Constituency Watch: Armed with CAA notification, BJP has an edge in Matua-dominated Bangaon

With the Union government recently notifying the Citizenship Amendment Act (CAA) rules, the BJP’s fortunes are looking bright in the Bangaon Lok Sabha constituency in North 24 Parganas district, which is located close to the India-Bangladesh border in West Bengal.

On March 11, the Centre notified the Citizenship (Amendment) Rules 2024, thus paving the way for enforcing the Citizenship Amendment Act (CAA), which seeks to grant Indian citizenship to persecuted Hindus, Sikhs, Jains, Buddhists, Parsis and Christians who came to India from Bangladesh, Pakistan and Afghanistan before December 31, 2014.

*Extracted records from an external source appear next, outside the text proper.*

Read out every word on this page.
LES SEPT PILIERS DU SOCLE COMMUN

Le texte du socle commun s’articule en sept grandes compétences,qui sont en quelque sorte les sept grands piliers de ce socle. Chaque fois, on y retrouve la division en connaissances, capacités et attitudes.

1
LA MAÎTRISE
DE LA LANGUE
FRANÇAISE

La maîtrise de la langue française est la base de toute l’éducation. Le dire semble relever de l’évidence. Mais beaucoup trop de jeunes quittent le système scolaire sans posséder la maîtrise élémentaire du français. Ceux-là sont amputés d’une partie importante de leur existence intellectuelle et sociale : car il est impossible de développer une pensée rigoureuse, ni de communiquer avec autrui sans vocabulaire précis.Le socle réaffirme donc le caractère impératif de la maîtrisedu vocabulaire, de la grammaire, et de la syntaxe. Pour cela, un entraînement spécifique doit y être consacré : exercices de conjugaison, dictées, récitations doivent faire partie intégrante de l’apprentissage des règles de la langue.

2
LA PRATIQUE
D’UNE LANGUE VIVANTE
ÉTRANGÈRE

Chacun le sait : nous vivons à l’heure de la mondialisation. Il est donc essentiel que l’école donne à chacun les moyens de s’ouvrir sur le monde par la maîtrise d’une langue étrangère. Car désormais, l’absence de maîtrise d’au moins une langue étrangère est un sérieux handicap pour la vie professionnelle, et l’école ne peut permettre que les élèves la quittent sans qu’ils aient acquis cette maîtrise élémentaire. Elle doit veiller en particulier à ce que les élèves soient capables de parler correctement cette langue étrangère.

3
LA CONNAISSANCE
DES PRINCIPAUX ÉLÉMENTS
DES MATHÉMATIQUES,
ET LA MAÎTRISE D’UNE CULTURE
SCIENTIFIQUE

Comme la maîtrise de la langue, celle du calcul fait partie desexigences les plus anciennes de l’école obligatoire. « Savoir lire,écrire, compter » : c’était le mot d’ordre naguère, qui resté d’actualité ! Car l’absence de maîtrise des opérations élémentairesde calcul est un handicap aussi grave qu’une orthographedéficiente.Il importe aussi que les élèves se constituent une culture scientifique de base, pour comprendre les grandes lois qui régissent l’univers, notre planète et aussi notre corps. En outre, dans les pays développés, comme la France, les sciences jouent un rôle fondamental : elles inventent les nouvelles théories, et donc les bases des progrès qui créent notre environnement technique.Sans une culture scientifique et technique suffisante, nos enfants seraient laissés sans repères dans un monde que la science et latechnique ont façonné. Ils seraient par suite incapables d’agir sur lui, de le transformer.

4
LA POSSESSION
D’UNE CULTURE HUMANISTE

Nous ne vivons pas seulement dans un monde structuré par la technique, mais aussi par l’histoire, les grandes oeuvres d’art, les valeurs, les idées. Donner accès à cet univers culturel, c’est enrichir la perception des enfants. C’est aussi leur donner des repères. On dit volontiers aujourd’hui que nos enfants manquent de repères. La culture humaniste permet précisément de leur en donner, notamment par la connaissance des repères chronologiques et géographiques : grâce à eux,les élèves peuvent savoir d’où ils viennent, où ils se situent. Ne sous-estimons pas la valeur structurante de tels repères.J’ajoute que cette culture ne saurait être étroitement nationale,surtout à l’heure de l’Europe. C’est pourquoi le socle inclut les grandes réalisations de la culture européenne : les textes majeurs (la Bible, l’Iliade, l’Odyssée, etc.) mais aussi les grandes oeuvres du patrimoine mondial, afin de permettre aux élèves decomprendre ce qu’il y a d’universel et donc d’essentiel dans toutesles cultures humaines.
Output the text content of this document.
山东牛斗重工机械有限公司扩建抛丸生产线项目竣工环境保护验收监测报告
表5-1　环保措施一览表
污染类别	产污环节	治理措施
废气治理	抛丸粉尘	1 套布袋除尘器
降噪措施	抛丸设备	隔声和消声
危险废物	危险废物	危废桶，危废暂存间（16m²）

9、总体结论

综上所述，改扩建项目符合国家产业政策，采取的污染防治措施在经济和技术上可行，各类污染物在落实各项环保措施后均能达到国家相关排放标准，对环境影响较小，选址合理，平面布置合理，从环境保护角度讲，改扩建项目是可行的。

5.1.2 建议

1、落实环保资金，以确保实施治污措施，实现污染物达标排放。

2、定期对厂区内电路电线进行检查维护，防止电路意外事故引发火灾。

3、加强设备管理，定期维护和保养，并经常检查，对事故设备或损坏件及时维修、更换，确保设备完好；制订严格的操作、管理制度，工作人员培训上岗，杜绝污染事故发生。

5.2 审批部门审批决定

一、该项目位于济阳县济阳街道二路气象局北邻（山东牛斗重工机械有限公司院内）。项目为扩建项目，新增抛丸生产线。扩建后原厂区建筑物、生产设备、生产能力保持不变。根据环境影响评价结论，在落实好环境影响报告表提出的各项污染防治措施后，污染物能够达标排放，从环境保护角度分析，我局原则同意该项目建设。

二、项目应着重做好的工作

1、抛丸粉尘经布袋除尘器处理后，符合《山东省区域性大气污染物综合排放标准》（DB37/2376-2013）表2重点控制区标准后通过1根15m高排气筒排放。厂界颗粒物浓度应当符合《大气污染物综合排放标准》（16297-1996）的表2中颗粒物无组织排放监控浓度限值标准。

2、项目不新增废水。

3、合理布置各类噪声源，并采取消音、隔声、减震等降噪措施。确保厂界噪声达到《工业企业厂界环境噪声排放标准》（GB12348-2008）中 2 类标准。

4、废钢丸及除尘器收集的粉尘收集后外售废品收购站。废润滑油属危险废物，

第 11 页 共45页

The news triggered celebrations among the members of the Matua community, a backward-class Hindu group which came to West Bengal as refugees from neighbouring Bangladesh, forming a sizable population in the Bangaon Lok Sabha constituency.

Perhaps sensing trouble over the celebrations by the Matua community members, Chief Minister Mamata Banerjee has been cautioning people against applying on the CAA portal at all her public meetings since then.

She also claimed that applying on the CAA portal would lead to immediate cancellation of citizenship, saying, “We will not accept CAA, NRC or UCC.”

As a counter to Mamata Banerjee’s remarks on CAA, the leader of opposition in the West Bengal Assembly, Suvendu Adhikari, accused the Chief Minister of misleading the people since the CAA aims to “grant citizenship”, and not “take it away”.

The BJP has renominated its sitting MP and Union Minister Shantanu Thakaur from Bangaon, which he won by a margin of 1.10 lakh votes in 2019.

Thakur is pitted against Trinamool Congress’ Biswajit Das, who officially continues to be a BJP legislator from Bagda, one of the seven Assembly constituencies under Bondagon.

After getting elected from Bagda on a BJP ticket in 2021, Das joined the Trinamool but maintained his membership with the state Assembly as a BJP legislator.

Also in the fray from Bangaon is Congress’ Pradip Biswas, who has been fielded as part of the party’s seat-sharing deal with the Left Front.

Other than the Matua voters, there are other factors as well that give Thakur an edge in Bangaon.

Despite Trinamool’s landslide victory in the 2021 Assembly elections, the party was virtually wiped out from the Bangaon Lok Sabha constituency where the BJP won six out of the seven Assembly seats.

Also, Trinamool’s decision to field Biswajit Das has reportedly irked the party’s old-timers from the constituency, who are not ready to accept a ‘turncoat’ leader as their candidate.

The BJP is also raking the issue by questioning the “political morality” of Das for keeping his BJP legislature status intact.

A combination of all these factors seems to be giving a cushion of comfort to Thakur, and keeping him ahead of his competitors.

Bangaon is a post-delimitation constituency formed before the 2009 Lok Sabha polls, where the Trinamool held sway until the 2019 general elections. The party won the seat in 2009, 2015, and in the by-elections held in 2015 before Thakur emerged victorious by a handsome margin, riding the wave of Matua sentiments, in 2019.

Polling will be held in Bangaon in Phase 5 on May 20. The results will be out on June 4.